Segundo representantes do setor, a Quaresma permanece como o principal motor de vendas anuais, especialmente nas semanas que antecedem a Páscoa. Nesse período, o consumo nacional pode registrar crescimento médio superior a 50%, refletindo diretamente no aumento das negociações em mercados atacadistas, supermercados e peixarias.

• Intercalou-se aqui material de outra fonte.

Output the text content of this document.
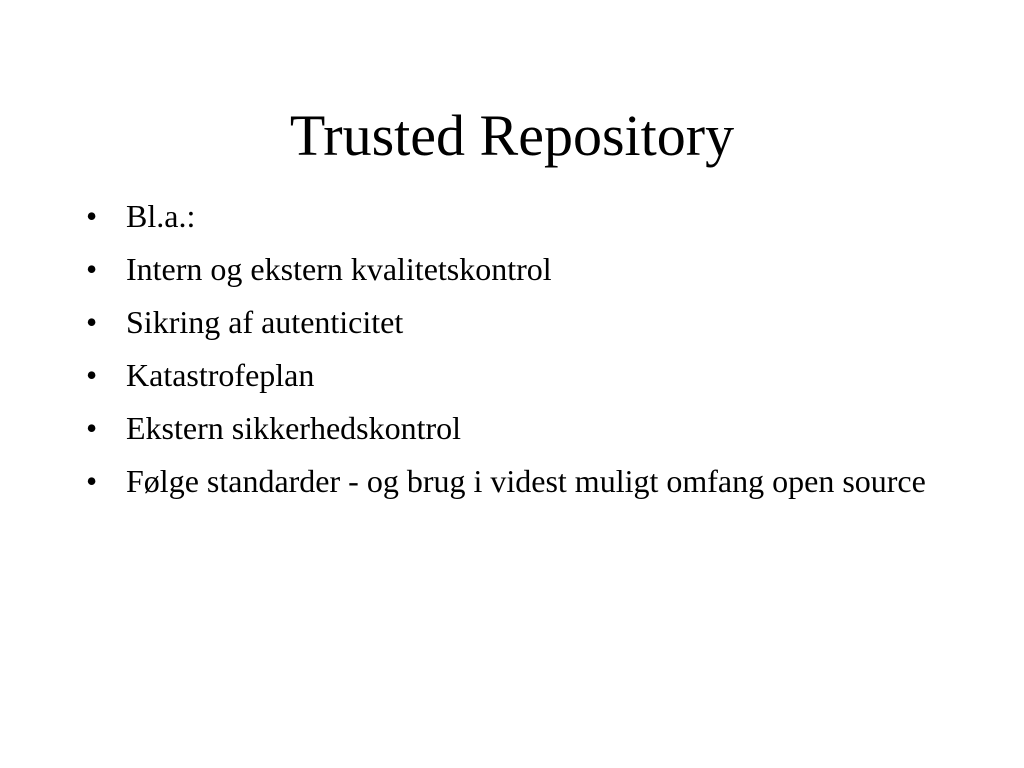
Trusted Repository
• Bl.a.:
• Intern og ekstern kvalitetskontrol
• Sikring af autenticitet
• Katastrofeplan
• Ekstern sikkerhedskontrol
• Følge standarder - og brug i videst muligt omfang open source
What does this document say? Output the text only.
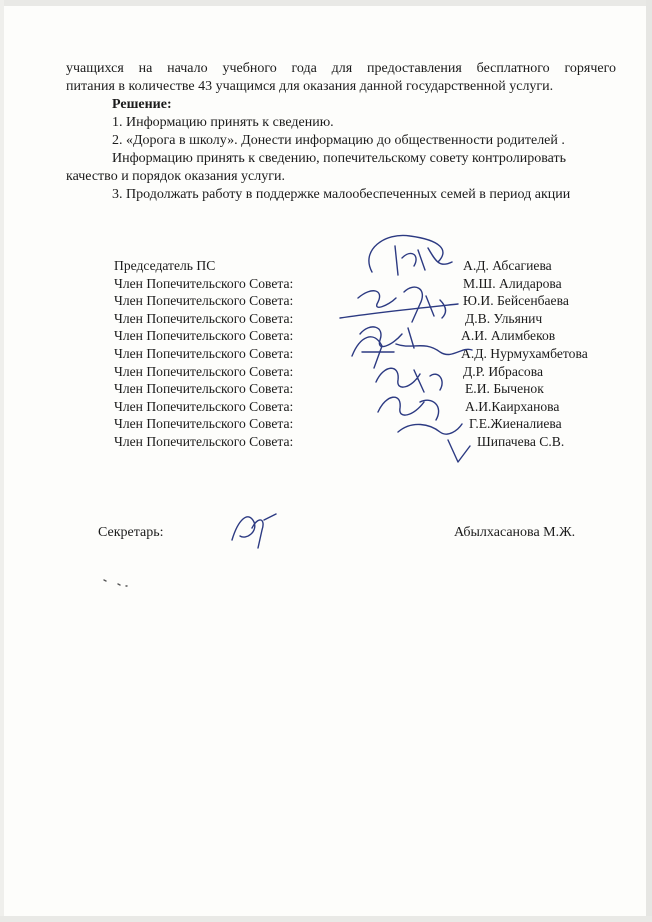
учащихся на начало учебного года для предоставления бесплатного горячего
питания в количестве 43 учащимся для оказания данной государственной услуги.
Решение:
1. Информацию принять к сведению.
2. «Дорога в школу». Донести информацию до общественности родителей .
Информацию принять к сведению, попечительскому совету контролировать
качество и порядок оказания услуги.
3. Продолжать работу в поддержке малообеспеченных семей в период акции
Председатель ПС	А.Д. Абсагиева
Член Попечительского Совета:	М.Ш. Алидарова
Член Попечительского Совета:	Ю.И. Бейсенбаева
Член Попечительского Совета:	Д.В. Ульянич
Член Попечительского Совета:	А.И. Алимбеков
Член Попечительского Совета:	А.Д. Нурмухамбетова
Член Попечительского Совета:	Д.Р. Ибрасова
Член Попечительского Совета:	Е.И. Быченок
Член Попечительского Совета:	А.И.Каирханова
Член Попечительского Совета:	Г.Е.Жиеналиева
Член Попечительского Совета:	Шипачева С.В.
Секретарь:	Абылхасанова М.Ж.
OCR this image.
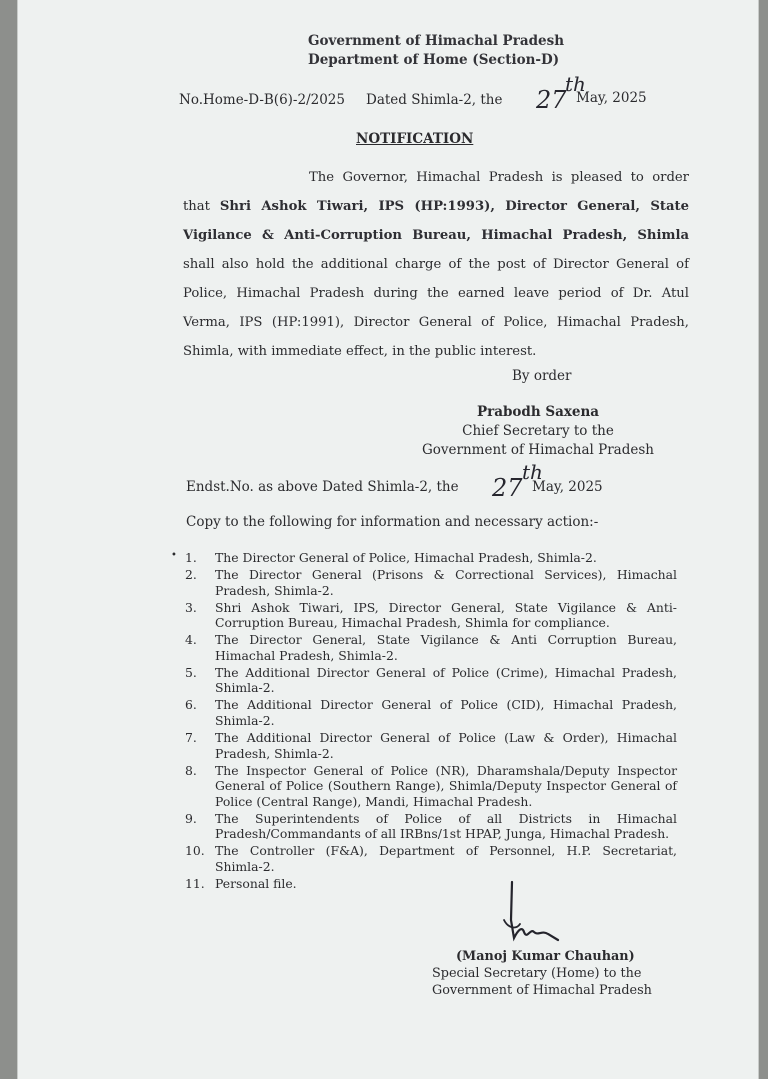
Government of Himachal Pradesh
Department of Home (Section-D)
No.Home-D-B(6)-2/2025 Dated Shimla-2, the 27
th
May, 2025
NOTIFICATION
The Governor, Himachal Pradesh is pleased to order that Shri Ashok Tiwari, IPS (HP:1993), Director General, State Vigilance & Anti-Corruption Bureau, Himachal Pradesh, Shimla shall also hold the additional charge of the post of Director General of Police, Himachal Pradesh during the earned leave period of Dr. Atul Verma, IPS (HP:1991), Director General of Police, Himachal Pradesh, Shimla, with immediate effect, in the public interest.
By order
Prabodh Saxena
Chief Secretary to the
Government of Himachal Pradesh
Endst.No. as above Dated Shimla-2, the 27
th
May, 2025
Copy to the following for information and necessary action:-
• 1.	The Director General of Police, Himachal Pradesh, Shimla-2.
2.	The Director General (Prisons & Correctional Services), Himachal Pradesh, Shimla-2.
3.	Shri Ashok Tiwari, IPS, Director General, State Vigilance & Anti-Corruption Bureau, Himachal Pradesh, Shimla for compliance.
4.	The Director General, State Vigilance & Anti Corruption Bureau, Himachal Pradesh, Shimla-2.
5.	The Additional Director General of Police (Crime), Himachal Pradesh, Shimla-2.
6.	The Additional Director General of Police (CID), Himachal Pradesh, Shimla-2.
7.	The Additional Director General of Police (Law & Order), Himachal Pradesh, Shimla-2.
8.	The Inspector General of Police (NR), Dharamshala/Deputy Inspector General of Police (Southern Range), Shimla/Deputy Inspector General of Police (Central Range), Mandi, Himachal Pradesh.
9.	The Superintendents of Police of all Districts in Himachal Pradesh/Commandants of all IRBns/1st HPAP, Junga, Himachal Pradesh.
10. The Controller (F&A), Department of Personnel, H.P. Secretariat, Shimla-2.
11. Personal file.
(Manoj Kumar Chauhan)
Special Secretary (Home) to the
Government of Himachal Pradesh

Dados da Companhia de Entrepostos e Armazéns Gerais de São Paulo (Ceagesp), considerada a maior central atacadista de alimentos da América do Sul, demonstram a relevância desse momento. Após a retração observada durante os anos mais críticos da pandemia, o volume comercializado voltou a crescer, alcançando níveis elevados nos últimos ciclos. A expectativa para 2026 é manter ou até superar o desempenho registrado no ano anterior, caso o abastecimento siga estável.
Entre as espécies mais consumidas, a tilápia segue liderando o mercado nacional graças à ampla produção, preço competitivo e características nutricionais valorizadas pelo consumidor. Outras espécies também apresentam forte presença regional, como o tambaqui no Norte e o camarão vannamei no Nordeste. Já na pesca extrativa, a sardinha continua sendo destaque em volume nas regiões Sul e Sudeste.
Grande parte do pescado comercializado no Brasil chega ao consumidor na forma congelada, estratégia fundamental para garantir distribuição eficiente em um país de dimensões continentais e reduzir perdas logísticas, especialmente em áreas afastadas do litoral.
Apesar do aumento sazonal da procura, a elevação dos preços não ocorre de maneira generalizada. Estoques formados previamente durante períodos de defeso ajudam a equilibrar oferta e demanda. Ainda assim, fatores como importações e variações cambiais podem influenciar valores, sobretudo em espécies dependentes do mercado externo, como o salmão.
Especialistas observam também uma mudança gradual no comportamento do consumidor. O pescado deixa de ser associado apenas a datas específicas e passa a ganhar espaço na alimentação cotidiana, impulsionado pela busca por dietas mais saudáveis e pela oferta crescente de produtos práticos para o preparo.
Mesmo com essa evolução, a Quaresma continua sendo o grande marco anual do setor, movimentando toda a cadeia produtiva e reforçando a importância econômica e alimentar da piscicultura e da pesca no Brasil.